Your convinced priest of the Old Guard can be a formidable adversary. An older man, saturated with the knowledge and convictions gained through decades of meditation on his Scripture and Tanquerey, his piety and sincerity arm him with disconcerting insights and as the Devil can descry the unworthy exorcist, so can the religieux de Dieu see through a phoney. And since he knows his manual of dogma inside and out, he knows his theology, at least classical theology. “Timeo virum unius libri.”

 

You must try never to be caught alone with such a man. You can’t be forced to speak with anyone but the police, so just brush him off. If trapped, simply refuse to take him seriously. Meet every one of his objections with a “ha, ha” and some facetious comment. Should you be embarrassed, there will be no witnesses.

 

Since we commonly mingle only with our own, if you should be braced by a “chump” with a question from the floor after a lecture or in a gathering, you can presume majority sympathy.

 

The correct and most effective tone to take is one of pitying condescension. We are the elite, the insiders now running the Church, whereas he is only one of the coolies.

 

Never let him force himself into the center of the circle. Keep him a bystander on the fringe, while your attention is given chiefly to a properly obsequious admirer as straight man or stooge. While the “chump” is within hearing distance, load your remarks with specialized terminology deriving from the Greek rather than the Latin: thus, not the Sanctus, but the Trisagion; not the invocation of the Holy Spirit, but the epiklesis; not Holy Communion, but the sacred Synaxis. The Gloria becomes the Greater Doxology; the Creed, the Symbol. We speak of recent developments in metatheology and diacritical theology. No need to be specific. Just get the words in.

 

If the “chump” quotes Scripture, refer to conflicting readings of the text in Codex Bezae and Sinaiticus. – “You do read Syriac?”

 

If he recalls his trip to Rome during the Marian Year, interrupt: You didn’t miss Athens, did you?”

 

Make remarks to your stooge showing possession of confidential information. Drop names. Oh, drop names.

 

“Was talking to Jack Wright the other day – the Cardinal, that is – and he told me the Sacred Congregation of Rites is thinking of putting the consecration before the offertory, right after the Confiteor …”

 

“Jim Casey – Denver, you know – heard rumors that Rome is experimenting with designs for new mass vestments to suit women priests. (Don’t breathe a word of this or Jim will never speak to me again!) Yes, an accordion-pleated chasuble edged with ruffles with just a touch of fine lace around the throat.”

 

“Ran into Jim Farley last week in the sauna at the Waldorf. He thinks McIntyre has had it. … Had a good talk with McIntyre last time I was in Hollywood, asked him what he thought of Jim Broderick to replace Cushing. I’d love to tell you what he said but I gave him my oath of secrecy.”

 

An occasional shocker helps: “Fellow came in yesterday, wants to be a nun. Yes! Transvestite, you know. I gave him a letter to the Good Shepherds. Hope the poor fellow makes out …”

 

These are only a few of the ploys and gambits found effective in banishing the bore. Your own resourcefulness will doubtless suggest many others.

 

 

[This booklet should certainly have been better circulated when written. Why was it not?

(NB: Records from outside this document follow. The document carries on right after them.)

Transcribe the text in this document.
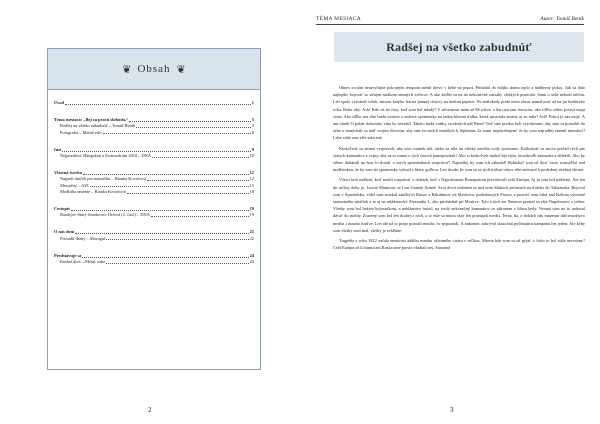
❦ Obsah ❦
Úvod	1
Téma mesiaca: „Bej za pravú slobodu.“	3
Radšej na všetko zabudnúť – Tomáš Beník	3
Fotografia – Matuš erlo	8
Inzí	9
Nejpozdtest, Hangaken a Kozmodróm 2018 – DNA	18
Vlastná tvorba	12
Najpeší darček pre mamičku – Bianka Kovačová	12
Mesiačný – AZI	15
Modlitba umenie – Bianka Kovačová	18
Cestopis	19
Bardejov-Starý Smokovec-Orlová (2. časť) – DNA	19
O nás dom	22
Prosadil darky – Morngul	22
Predstavuje sa	24
Knižní diva – Metal, mba	24
2
TÉMA MESIACA	Autor: Tomáš Beník
Radšej na všetko zabudnúť

Ohnes svojim neutvyčajne pokojným tempom menil drevo v kebe na popol. Príniálal do môjho domu teplo a nádherný pokoj. Tak sa dalo najlepšie bojovať so silným mrákom zimných večerov. A ako keďže sa na tie nekonečné zázraky všetkých pozeralo. Sami o sebe nehodí mlčím. Len spolu vytvárali celok, mesiac krajšiu len na jemnej obryvy na bielom papieri. No málokedy pride tento obraz namaľovať až na jar budúceho roku. Roku ubý. Ach! Kde vú tie časy, keď som bol mladý? V súčasnosti mám už 86 rokov, a len tam tam hovoriac, ako idľbo vôbec potrvá moja cesta. Ako idľbo ma ešte budú zvonov a zožiere spomienky na jedno hlavnú ďalku, ktorá spraviala zmeny aj zo mňa? Ach! Pokoj je zas moje. A ani ohrelí či pohár doborobo vína ho nevrátil. Takéto budú vrátky vrodených náš Pánu? Veď sme predsa boli vyychovaní, aby sme sa pomohli do seba a stenýchali sa náď svojím životom, aby sme bo mohli mmôbolt k lepšiemu. Ja tomu nepotrebujem! Je by som najradšej zmenil minulosť! Lebo stále sme ešte taká istá.

Ktokoľvek sa zmení vyspievali, aby som ostatek uží, alebo sa ešte na všetky navŕšia vody pozeranie. Kolkokráť sa znova prešiel rých pár starých kamarátov z vojny, aby sa so mnou o tých časoch pomeprizdali? Ako si ktokoľvek mohol být tejto, ktoroboďh kamaráta a dôležití. Ako by vôbec dokázali na ňou čo dostáť o iných spomienkach rozprávať? Najradšej by som ich zabudol! Bohužiaľ som už dosť často rozmýšľal nad myšlienkou, že by som tie spomienky vyhnal z hlavy guľkou. Len skoda, že som sa za tých trídsať rokov ešte nedostal k poslednej strelnej zbrani.

Všetci boli nadšení, keď mohli rozprávať o dobách, keď s Napoleonom Bonapartom prevalovali celú Európu. Aj ja som bol nadšený. Ale len do určitej doby, je, Lussie Marmont, se Last Grande Armeé. Svoj život riešením sa mal nom Sluhoch pečatiach na ďaleko do Taliaanska. Bojoval som v Španielsku, videl som ustekal zánčkých Rusov a Rakúšanov od Slavkova, podrobnejich Prusov a pozrieť som čaká nad Kebom výcirené samostného náričiek a to aj na mládenecký Alexandra I., ako prichádzal pri Moskve. Tylo z nich ste Nemcov prestel so ešte Napoleonov z reiher. Všetky som bol hrdým bojovníkom, a nebláznivo hrozil, na tvrdý nekonečný kamarátov so zákonom z hlava kedy. Nesmá som na to usňoval dávať do mohly. Zrazený som bol len druhej z nich, a to ešte sa mnou skôr len postúpali medzi. Teraz, ha, o dobách nás muzeum túži množstvo medúz i mnoho kráľov. Len ale už to prajo poznali mnohí, čo nepoznali. A nakoniec zakrýval skutočnú počínajúcu kampánu len jeden. Ale keby som všetky som mal, všetky je zvláštne.

Tragédia z roku 1812 začala nenávisti aždiho mnoho ožívaného cisára s veľkou, Miesta kde som sa už pýtal, z čoho to bol stále nervózny? Celá Európa až k hraniciam Ruska sme prosto všadiali my. Samotné

3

It bears every mark of clerical origin. It could well have cost its author his living, and probably his reputation. Let us suppose it had been circulated as a trial balloon among a select group of knowledgeable clerics also subject to destitution in retirement. Perhaps these constituted a sizeable portion of the priests who requested laicisation or simply quit. At any rate most of them would estimate their chances of successful opposition as rather unlikely in the corrupted Church. “I can do nothing about it.” How do you know unless you try?

You may accuse me of elitism – why could a layman not have done this? Obviously many laymen could. But most of them who cared enough to write it would have signed it.]